Syngenta Genetically Modified Corn Overview
Corn is one of the largest U.S. exports worldwide, holding great importance for farmers and exporters across the country. In 2009, Syngenta introduced agenetically modified (GMO) strain of corn known as Viptera, or MIR 162. Viptera was designed to protect the corn crop from certain corn-eating bugs.
Syngenta released the corn into the market before all countries involved in the corn trade had approved it. Although Syngenta submitted it to China for approval in 2010, China did not approve the strain until late 2014. While Syngenta continued to wait for Viptera approval, American farmers continued to grow the corn seed under the impression that China would soon approve Viptera.
Rather than rapidly approving Viptera, however, in November 2013 China rejected all U.S. corn shipments that had any trace of the MIR 162 corn. Although only a small percentage of American corn crops contain the GMO strain, because corn is commingled and consolidated for export the exporters could not ensure that any shipment from the United States would not contain trace amounts of MIR 162. The Syngenta lawsuit claims that as a result, the vast majority of U.S. corn has been effectively excluded from a large export market.
This allegedly caused anyone involved in the corn export industry to suffer serious financial difficulties.
Syngenta Class Action Lawsuit
This Syngenta lawsuit was filed by Hadden Farms, an Illinois company responsible for growing and selling corn. According to the Syngenta class action lawsuit, “Hadden Farms does not buy MIR 162 seed from Syngenta. Instead, Hadden Farms only buys corn seed that has either not been genetically modified, or corn seed genetically modified with traits that have been approved by all major corn importing countries, including China.”
The plaintiffs claim that Syngenta’s misleading and negligent behavior has caused them and others to suffer serious financial setbacks that will affect the corn export market for multiple years.
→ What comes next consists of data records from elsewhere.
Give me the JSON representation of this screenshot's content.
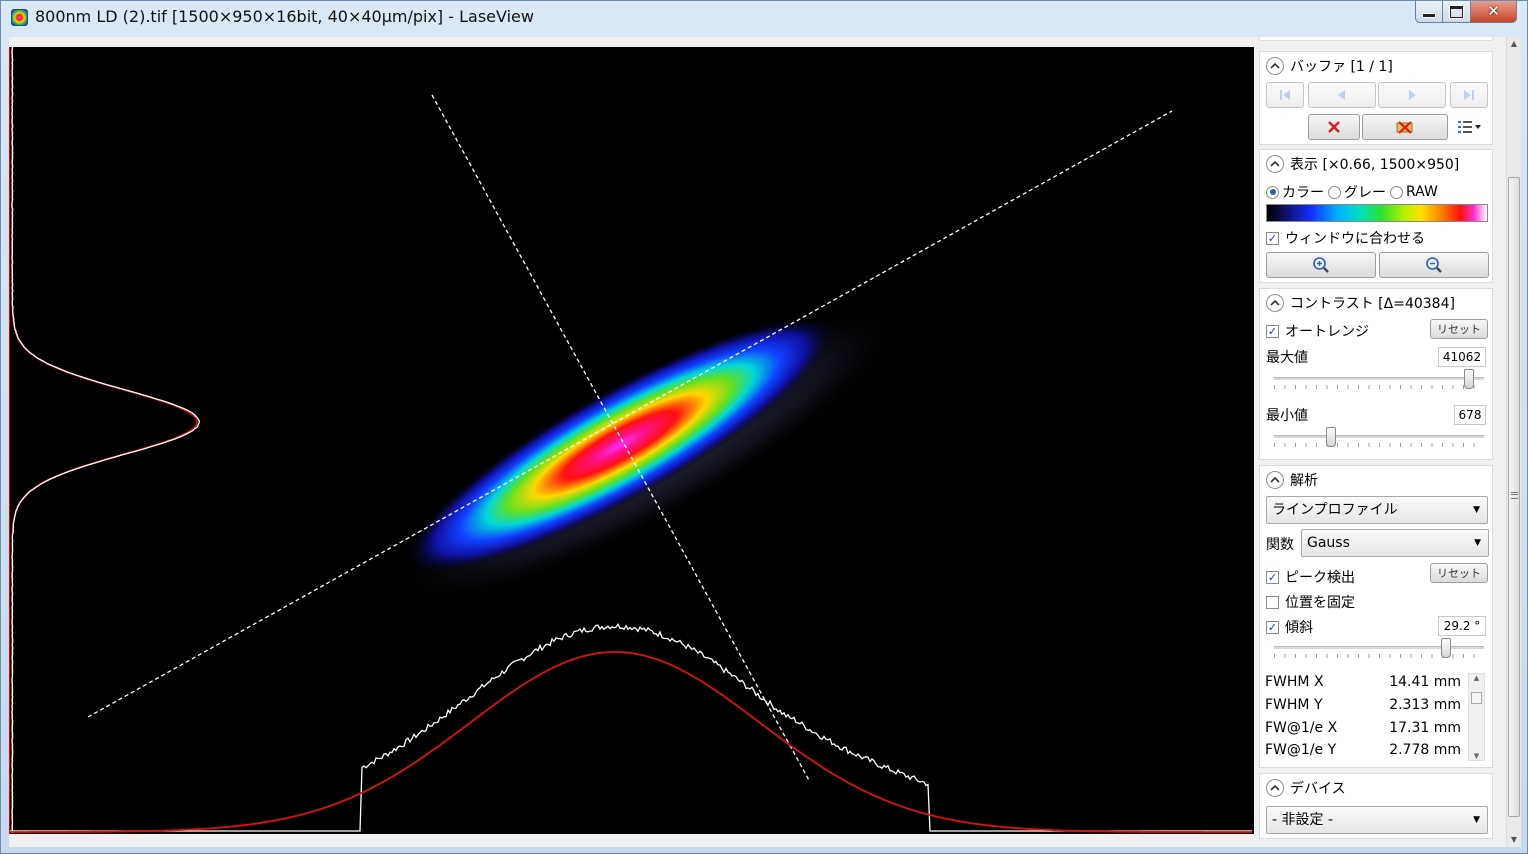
{
  "window": {
    "title": "800nm LD (2).tif [1500×950×16bit, 40×40µm/pix] - LaseView",
    "close_glyph": "✕"
  },
  "buffer": {
    "title": "バッファ [1 / 1]"
  },
  "display": {
    "title": "表示 [×0.66, 1500×950]",
    "radio_options": [
      "カラー",
      "グレー",
      "RAW"
    ],
    "selected": "カラー",
    "fit_window_label": "ウィンドウに合わせる",
    "fit_window_checked": true
  },
  "contrast": {
    "title": "コントラスト [Δ=40384]",
    "auto_range_label": "オートレンジ",
    "auto_range_checked": true,
    "reset_label": "リセット",
    "max_label": "最大値",
    "max_value": "41062",
    "max_slider_fraction": 0.93,
    "min_label": "最小値",
    "min_value": "678",
    "min_slider_fraction": 0.27
  },
  "analysis": {
    "title": "解析",
    "mode": "ラインプロファイル",
    "function_label": "関数",
    "function": "Gauss",
    "peak_detect_label": "ピーク検出",
    "peak_detect_checked": true,
    "reset_label": "リセット",
    "fix_position_label": "位置を固定",
    "fix_position_checked": false,
    "tilt_label": "傾斜",
    "tilt_checked": true,
    "tilt_value": "29.2 °",
    "tilt_slider_fraction": 0.82,
    "results": [
      {
        "key": "FWHM X",
        "value": "14.41 mm"
      },
      {
        "key": "FWHM Y",
        "value": "2.313 mm"
      },
      {
        "key": "FW@1/e X",
        "value": "17.31 mm"
      },
      {
        "key": "FW@1/e Y",
        "value": "2.778 mm"
      }
    ]
  },
  "device": {
    "title": "デバイス",
    "selected": "- 非設定 -"
  },
  "colors": {
    "fit_curve": "#e01010",
    "profile": "#ffffff",
    "accent": "#2a5fbd"
  }
}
According to the Syngenta class action lawsuit, the Chinese rejection of U.S. corn, resulting from concerns that all of the U.S. corn supply had been contaminated with MIR 162, led to a projected loss of $1.14 billion for the last nine months of the 2014 marketing year.
This Syngenta class action lawsuit is one of 1,400 cases that are being consolidated in to an MDL (multidistrict litigation). Originally, the Syngenta MDL contained less than 600 claims against the GMO corn manufacturer. Cases are being consolidated from across the country.
This Syngenta Class Action Lawsuit is Case No. 2:14-cv-02639, in the U.S. District Court for the Central District of Illinois, Springfield Division.